Critics of the tax cuts do not agree with his outlook. While some concede the economy may see a boost, others contend that most of the benefits accrued go to the wealthiest, and there is no guarantee that the wealthy will spend more money simply because they have more money.

I’ll leave that debate to others, but Hill said his company is spending money as a result of the tax cuts. In addition to the bonuses — there were 300 of them companywide — he’s also announced a $9 million expansion project. Before local economic development leaders get too excited, the expansion is at the company’s Fremont, Neb. plant. The company plans to build a 60,000-square-foot addition to the plant and invest about $5 million in new equipment.
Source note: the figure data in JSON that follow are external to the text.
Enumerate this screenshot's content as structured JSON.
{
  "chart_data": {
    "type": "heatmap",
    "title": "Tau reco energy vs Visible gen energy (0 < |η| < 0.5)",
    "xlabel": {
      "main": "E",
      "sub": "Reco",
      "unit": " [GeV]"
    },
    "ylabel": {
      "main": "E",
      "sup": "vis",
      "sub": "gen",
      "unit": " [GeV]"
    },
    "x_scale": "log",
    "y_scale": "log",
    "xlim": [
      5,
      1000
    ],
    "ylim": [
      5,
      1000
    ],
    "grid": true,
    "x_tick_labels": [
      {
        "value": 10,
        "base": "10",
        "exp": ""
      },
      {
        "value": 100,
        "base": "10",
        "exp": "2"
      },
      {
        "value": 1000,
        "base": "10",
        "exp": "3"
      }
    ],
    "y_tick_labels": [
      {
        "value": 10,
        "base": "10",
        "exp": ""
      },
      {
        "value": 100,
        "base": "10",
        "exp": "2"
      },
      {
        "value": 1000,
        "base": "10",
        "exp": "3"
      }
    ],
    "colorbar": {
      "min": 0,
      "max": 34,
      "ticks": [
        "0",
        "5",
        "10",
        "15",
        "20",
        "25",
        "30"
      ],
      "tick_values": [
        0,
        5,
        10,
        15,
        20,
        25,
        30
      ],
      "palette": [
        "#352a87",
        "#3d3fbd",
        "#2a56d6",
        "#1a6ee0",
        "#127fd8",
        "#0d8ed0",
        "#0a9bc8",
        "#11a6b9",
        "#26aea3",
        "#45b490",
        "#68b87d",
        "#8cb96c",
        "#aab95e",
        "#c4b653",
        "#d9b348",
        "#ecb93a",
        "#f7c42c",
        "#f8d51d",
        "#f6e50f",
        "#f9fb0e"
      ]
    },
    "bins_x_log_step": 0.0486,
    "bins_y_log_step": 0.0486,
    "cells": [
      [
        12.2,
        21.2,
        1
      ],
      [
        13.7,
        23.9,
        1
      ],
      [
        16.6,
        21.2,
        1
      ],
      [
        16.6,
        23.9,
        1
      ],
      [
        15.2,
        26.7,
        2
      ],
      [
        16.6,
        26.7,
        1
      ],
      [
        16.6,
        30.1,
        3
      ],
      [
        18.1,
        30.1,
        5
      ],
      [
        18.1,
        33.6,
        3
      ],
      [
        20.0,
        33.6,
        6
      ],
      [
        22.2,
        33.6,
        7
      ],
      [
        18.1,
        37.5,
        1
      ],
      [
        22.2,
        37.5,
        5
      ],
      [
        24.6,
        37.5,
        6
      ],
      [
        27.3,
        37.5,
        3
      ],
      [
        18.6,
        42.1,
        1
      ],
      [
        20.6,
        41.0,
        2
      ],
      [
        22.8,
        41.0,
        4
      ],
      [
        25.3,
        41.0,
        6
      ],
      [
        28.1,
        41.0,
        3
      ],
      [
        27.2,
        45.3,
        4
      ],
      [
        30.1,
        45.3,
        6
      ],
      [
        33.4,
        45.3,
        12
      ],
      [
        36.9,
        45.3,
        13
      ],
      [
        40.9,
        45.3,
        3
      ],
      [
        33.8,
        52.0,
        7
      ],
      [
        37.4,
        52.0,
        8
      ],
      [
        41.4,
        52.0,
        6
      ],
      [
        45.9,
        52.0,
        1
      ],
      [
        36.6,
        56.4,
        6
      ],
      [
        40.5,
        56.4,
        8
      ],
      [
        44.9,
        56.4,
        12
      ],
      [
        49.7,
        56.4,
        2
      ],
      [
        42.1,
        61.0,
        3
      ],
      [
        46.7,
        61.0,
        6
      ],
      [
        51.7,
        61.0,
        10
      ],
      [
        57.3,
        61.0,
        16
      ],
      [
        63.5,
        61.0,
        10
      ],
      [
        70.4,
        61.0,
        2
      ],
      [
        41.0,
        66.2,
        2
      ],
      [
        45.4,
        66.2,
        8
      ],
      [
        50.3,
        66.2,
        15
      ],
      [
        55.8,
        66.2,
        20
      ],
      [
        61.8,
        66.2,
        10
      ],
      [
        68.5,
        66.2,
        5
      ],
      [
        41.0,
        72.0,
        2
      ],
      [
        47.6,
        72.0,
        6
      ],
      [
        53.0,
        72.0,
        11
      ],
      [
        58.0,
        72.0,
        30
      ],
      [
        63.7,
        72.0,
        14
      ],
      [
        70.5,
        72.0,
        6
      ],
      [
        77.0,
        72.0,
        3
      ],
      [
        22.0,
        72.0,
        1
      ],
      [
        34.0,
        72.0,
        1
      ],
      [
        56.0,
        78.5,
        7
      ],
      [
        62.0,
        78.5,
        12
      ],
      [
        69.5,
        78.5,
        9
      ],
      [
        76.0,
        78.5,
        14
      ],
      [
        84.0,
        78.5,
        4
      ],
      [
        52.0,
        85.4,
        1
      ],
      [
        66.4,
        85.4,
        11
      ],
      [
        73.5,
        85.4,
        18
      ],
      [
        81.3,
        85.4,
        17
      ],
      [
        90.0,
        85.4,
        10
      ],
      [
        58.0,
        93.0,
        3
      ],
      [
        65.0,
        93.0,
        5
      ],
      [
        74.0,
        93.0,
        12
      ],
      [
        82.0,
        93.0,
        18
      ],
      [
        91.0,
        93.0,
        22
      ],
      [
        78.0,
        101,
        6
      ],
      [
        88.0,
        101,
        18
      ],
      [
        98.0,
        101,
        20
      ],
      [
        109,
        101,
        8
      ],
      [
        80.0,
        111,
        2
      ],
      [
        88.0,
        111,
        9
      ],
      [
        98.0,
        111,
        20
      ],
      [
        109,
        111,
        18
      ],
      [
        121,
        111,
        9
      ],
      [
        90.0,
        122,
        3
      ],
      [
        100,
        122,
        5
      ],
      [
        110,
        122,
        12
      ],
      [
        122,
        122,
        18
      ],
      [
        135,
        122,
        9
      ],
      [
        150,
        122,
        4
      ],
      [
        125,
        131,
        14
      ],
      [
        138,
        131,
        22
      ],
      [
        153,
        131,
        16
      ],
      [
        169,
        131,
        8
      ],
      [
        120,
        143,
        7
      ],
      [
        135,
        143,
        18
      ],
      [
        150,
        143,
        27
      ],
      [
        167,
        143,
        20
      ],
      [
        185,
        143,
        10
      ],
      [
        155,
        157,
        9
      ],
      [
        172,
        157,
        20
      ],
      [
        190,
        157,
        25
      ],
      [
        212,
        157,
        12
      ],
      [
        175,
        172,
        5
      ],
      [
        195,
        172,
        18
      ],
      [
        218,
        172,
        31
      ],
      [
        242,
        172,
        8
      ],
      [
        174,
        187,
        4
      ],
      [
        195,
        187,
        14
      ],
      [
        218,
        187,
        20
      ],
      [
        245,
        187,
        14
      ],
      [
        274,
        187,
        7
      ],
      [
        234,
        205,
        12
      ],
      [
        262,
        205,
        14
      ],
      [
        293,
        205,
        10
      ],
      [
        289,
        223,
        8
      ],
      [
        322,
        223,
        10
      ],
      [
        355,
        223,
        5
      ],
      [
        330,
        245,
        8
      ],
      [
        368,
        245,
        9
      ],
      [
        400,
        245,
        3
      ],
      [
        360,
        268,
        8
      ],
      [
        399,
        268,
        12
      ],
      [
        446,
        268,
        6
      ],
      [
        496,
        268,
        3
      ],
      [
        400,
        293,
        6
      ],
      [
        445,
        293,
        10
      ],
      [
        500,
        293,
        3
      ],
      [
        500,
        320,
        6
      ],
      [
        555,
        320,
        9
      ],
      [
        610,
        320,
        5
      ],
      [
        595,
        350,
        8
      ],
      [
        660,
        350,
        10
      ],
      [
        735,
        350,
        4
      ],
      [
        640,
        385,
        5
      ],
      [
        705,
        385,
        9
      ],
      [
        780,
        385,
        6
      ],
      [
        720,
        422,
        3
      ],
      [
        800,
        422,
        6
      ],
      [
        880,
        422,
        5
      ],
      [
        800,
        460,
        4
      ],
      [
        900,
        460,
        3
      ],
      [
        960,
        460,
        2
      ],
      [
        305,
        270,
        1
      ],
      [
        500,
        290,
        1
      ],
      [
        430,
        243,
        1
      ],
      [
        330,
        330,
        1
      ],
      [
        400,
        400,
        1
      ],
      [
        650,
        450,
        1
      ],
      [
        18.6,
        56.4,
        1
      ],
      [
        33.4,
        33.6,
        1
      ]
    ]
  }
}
Hill told me the Nebraska plant was chosen for the expansion because it is near capacity and the Nebraska location made the most sense to serve some of its customers. But Hill said he thinks expansion at the Lawrence and Hutchinson plants are possible, if the economy grows like he thinks it will. (He thinks the economy will grow at an additional 1 percent to 2 percent a year because of the tax cuts.)

In the meantime, Hill said the company has added about six employees to the Lawrence plant, as it adds a second shift on some machines to compensate for an uptick in customer orders.

And, yes, Hill has made a conscious decision to tout what he is doing. Lawrence Paper Company, while one of the oldest businesses in Lawrence, usually isn’t very public with its affairs. But Hill had the Kansas Chamber of Commerce send out word of the bonuses, with special emphasis on the role that the tax cut bill played in his decision.

Plus, Hill is going to soon take his story national. He told me he is scheduled to be interviewed Monday by Stuart Varney on the Fox Business Network.

“We are just very excited about what this (tax cut) is going to do for the economy,” Hill said. “We thought if we got a chance to generate some excitement and get other people thinking about doing what we’ve done, get them thinking about making an investment, then we should do it. And, thus far, it has been a lot of fun.”